A review by aziraphales
On the Farm: Robert William Pickton and the Tragic Story of Vancouver's Missing Women by Stevie Cameron

dark sad tense slow-paced

4.5

nightmare nightmare nightmare.  complete and utter failure of the justice system.  evil from pickton himself to the vpd to the presiding judge.  so much love and community and tireless work by the families and institutions like WISH, all dashed because the life of an addicted woman or a sex worker is something the courts can simply turn away from.  it doesn't matter.  these women loved and were loved and no one was allowed to truly speak for them when it came time for robert pickton to get some kind of retribution.

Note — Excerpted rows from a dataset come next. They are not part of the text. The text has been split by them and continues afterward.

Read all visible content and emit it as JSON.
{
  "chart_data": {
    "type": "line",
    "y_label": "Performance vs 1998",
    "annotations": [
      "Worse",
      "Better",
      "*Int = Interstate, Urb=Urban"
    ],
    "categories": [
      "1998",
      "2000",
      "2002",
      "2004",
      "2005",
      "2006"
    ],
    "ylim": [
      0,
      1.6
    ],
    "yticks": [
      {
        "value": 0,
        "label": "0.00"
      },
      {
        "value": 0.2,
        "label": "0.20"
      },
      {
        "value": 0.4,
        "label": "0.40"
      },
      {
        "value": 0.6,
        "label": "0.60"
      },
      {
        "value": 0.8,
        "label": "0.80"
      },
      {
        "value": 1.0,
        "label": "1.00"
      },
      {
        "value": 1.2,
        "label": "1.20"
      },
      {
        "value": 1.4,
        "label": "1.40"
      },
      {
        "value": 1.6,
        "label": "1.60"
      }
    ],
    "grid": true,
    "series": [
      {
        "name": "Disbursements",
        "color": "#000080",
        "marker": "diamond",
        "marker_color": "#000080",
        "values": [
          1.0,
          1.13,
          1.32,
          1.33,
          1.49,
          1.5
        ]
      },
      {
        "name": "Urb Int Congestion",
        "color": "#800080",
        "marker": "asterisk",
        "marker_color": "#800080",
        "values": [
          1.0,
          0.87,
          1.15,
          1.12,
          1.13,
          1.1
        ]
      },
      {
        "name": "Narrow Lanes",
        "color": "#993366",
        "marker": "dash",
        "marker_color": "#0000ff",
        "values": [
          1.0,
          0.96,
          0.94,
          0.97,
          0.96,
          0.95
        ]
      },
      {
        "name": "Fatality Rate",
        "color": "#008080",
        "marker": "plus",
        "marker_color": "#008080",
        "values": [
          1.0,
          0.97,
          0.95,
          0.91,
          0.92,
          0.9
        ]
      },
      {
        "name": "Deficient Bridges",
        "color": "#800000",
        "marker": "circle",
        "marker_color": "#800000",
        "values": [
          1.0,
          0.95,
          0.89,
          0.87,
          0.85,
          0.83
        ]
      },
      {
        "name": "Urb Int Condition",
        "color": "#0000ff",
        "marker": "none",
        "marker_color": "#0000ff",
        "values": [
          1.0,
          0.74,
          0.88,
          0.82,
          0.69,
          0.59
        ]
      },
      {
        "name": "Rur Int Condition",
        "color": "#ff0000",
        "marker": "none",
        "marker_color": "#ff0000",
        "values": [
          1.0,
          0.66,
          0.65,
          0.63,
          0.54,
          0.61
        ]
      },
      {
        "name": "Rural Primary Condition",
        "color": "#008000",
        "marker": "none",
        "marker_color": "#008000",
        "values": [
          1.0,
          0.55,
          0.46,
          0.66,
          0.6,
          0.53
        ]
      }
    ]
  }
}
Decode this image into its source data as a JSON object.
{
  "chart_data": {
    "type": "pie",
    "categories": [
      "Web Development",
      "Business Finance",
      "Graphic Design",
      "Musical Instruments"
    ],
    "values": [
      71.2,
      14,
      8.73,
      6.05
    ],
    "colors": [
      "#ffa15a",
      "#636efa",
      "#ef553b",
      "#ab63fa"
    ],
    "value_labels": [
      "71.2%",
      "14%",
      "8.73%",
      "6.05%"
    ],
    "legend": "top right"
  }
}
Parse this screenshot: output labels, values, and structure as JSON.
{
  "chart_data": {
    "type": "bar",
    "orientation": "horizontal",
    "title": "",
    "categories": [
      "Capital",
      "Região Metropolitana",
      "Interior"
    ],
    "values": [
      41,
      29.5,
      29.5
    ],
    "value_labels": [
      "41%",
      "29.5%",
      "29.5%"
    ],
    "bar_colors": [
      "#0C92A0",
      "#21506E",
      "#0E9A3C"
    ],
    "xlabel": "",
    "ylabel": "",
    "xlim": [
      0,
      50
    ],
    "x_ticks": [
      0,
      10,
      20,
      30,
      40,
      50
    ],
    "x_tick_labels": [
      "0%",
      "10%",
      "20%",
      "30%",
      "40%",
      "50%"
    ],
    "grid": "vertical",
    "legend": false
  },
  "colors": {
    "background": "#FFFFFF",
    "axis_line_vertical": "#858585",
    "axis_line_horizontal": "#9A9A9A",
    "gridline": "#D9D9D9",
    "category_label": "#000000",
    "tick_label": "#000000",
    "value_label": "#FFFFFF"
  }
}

i've seen some other reviews complaining that stevie cameron spent too long going over the details of each missing woman.  not to get too heated, but if you came into this book wanting the juicy details of their deaths and the butchery their bodies were subjected to, shame on you for not wanting to take the time to understand the people they were.  this is a long, difficult book that had me in tears multiple times.  there is a rage in me about these women -- and any other marginalized person from the DTES who disappears not because no one cares for them, but because our systems don't care for them -- that i never want to lose.  the very least you can do, if you're hoping to get some sort of edgy shiver out of reading descriptions of the dismemberment of human bodies, is spend some time learning who these women were and the giant spaces they left in their communities when they disappeared.